Смотрю на него виновато. А потом перевожу взгляд на заднее сиденье. Там букетище. Большой. Он и раньше мне цветы дарил, но как-то больше простенькие букетики, одиночные цветки. Знаки внимания больше. А сегодня… это просто сказка какая-то.

— Какой красивый! — тянусь к нему, но понимаю, что забрать его к себе будет нереально.

— Дома полюбуешься, — смеётся Богдан. — Поехали? Нам ещё мороженое покупать и заодно закажем обед и ужин. У нас праздник, можем шиковать на полную катушку!

Я точно знала: вот сегодня всё случится. Мой самый первый раз с мужчиной. Не с кем-нибудь, а именно с Богданом. Я… давно это продумала. Я об этом мечтала. И, наверное, я благодарна ему, что не спешил, не торопил события, ждал, пока я решусь и созрею.

— Мне немного страшно, — призналась я, когда мы сидели уже в гостиной и вечер расставлял по стенам тени. У нас на столике горит свеча — толстая, красивая, романтичная. От неё пахнет чем-то таким волнующим и будоражащим.

— Ничего не бойся, — сказал Богдан и сжал мою руку. — Вместе ничего не страшно. Ты и я. Не по отдельности, а как один организм.

— А так бывает? — спросила, прикрывая глаза. Мне хотелось плыть по волнам наших отношений. Плыть вместе с ним.

— Бывает, — ответил он и поцеловал меня в губы. Так, что я поняла: разговоры закончились.

Глава 15


Богдан

Илона немного нервничала и побаивалась. Ни вино, ни разговоры, ни ужин это не исправили. Я мог сказать ей: плюнь, ничего не будет, но я хотел её так, что порой приходилось призывать всю выдержку на помощь, а также китайскую грамоту, которая, каюсь, мне почти так и не далась. Зато пригождалась, когда я смирял свои естественные порывы.

Я не знаю, что мною двигало, но в тот субботний вечер я понял: хочу только её. И подожду столько, сколько нужно.

Не скрою, я гадал: девственница она или ей просто не повезло однажды? Не знаю, хотел ли знать ответ, потому что даже мысль о том, что у неё кто-то был, делала больно. Ни разу со мной такого не случалось. Я сам себя не узнавал.

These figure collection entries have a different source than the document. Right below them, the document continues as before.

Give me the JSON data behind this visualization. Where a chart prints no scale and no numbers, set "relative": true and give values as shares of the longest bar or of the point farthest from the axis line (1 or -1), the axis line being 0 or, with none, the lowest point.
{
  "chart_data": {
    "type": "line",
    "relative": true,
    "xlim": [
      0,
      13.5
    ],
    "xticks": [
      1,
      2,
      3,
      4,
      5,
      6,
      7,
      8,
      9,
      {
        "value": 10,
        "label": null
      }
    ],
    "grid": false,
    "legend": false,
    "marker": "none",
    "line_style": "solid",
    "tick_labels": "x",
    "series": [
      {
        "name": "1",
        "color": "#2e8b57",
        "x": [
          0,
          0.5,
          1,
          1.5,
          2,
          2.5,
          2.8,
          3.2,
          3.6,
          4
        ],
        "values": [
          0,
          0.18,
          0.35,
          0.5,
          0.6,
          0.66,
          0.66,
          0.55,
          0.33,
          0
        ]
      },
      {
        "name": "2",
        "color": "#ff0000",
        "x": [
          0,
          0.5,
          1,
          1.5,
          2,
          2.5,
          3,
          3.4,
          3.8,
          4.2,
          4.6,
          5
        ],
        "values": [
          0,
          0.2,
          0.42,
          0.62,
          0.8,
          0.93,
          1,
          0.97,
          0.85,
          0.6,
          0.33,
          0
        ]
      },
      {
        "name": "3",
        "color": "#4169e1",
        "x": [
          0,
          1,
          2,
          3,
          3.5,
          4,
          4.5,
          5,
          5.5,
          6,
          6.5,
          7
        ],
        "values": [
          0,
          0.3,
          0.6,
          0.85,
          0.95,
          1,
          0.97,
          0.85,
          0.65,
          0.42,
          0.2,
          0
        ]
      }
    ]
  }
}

К жизни я подходил с долей цинизма. Так уж пришлось. А тут она — светлая, улыбчивая, как ангел. Искренняя и чистая, как родниковая вода. И тогда я понял: если раз из источника напьёшься, из грязных луж уже пить не захочется. По крайней мере, я так чувствовал тогда.

Был полон ею. Думал о ней. Мечтал. Строил, разрушал старые устои, создавал новые. Для неё, для нас двоих. И мысли о семье меня больше не страшили ничуть. Может, потому что я влюбился. По уши. Да что там — полностью и бесповоротно, первый раз в жизни. Это любовь — билось во мне. Вот так, естественно, без напряга, чисто и незамутнённо, всепоглощающе.

— Я сама, — сказала моя храбрая девочка, когда поцелуев стало мало. Моя амазонка, моя рационалистка, умеющая мгновенно складывать и умножать в уме двухзначные и даже трёхзначные числа.

Как это в ней уживалось — понятия не имею, да я и понимать ничего не хотел: принимал всё, как есть: её живость, непосредственность, некий романтизм и немножко детскость. И в то же время — острый ум, умение анализировать, принимать решения, сражаться с числами и не скучать над аналитикой. Читать зубодробильные книги по высшей математике и строить схемы, отлично владеть компьютером и умело пользоваться передовыми технологиями. Уж Илона вряд ли бы держалась старых догм в бизнесе. И, наверное, никогда бы не смотрела на меня, как на слизняка, который ничего не смыслит в менеджменте. Впрочем, это всё ещё предстояло проверить, а пока…

Я смотрел заворожённо, как она поднимается, как спускает платье с плеч. Моя. Единственная. Та самая. Я так ощущал, тонул в этих чувствах и мечтал, когда нас накроет одной волной на двоих.

Я впервые коснулся её груди, услышал её вздох, почувствовал, как она выгибается в моих руках, сводя с ума робкими прикосновениями.

— Ты главный, — сказала она, заглядывая мне в глаза. — Опытный, знаешь, что нужно делать. Ты поведёшь, а я пойду за тобой. Хоть на край света.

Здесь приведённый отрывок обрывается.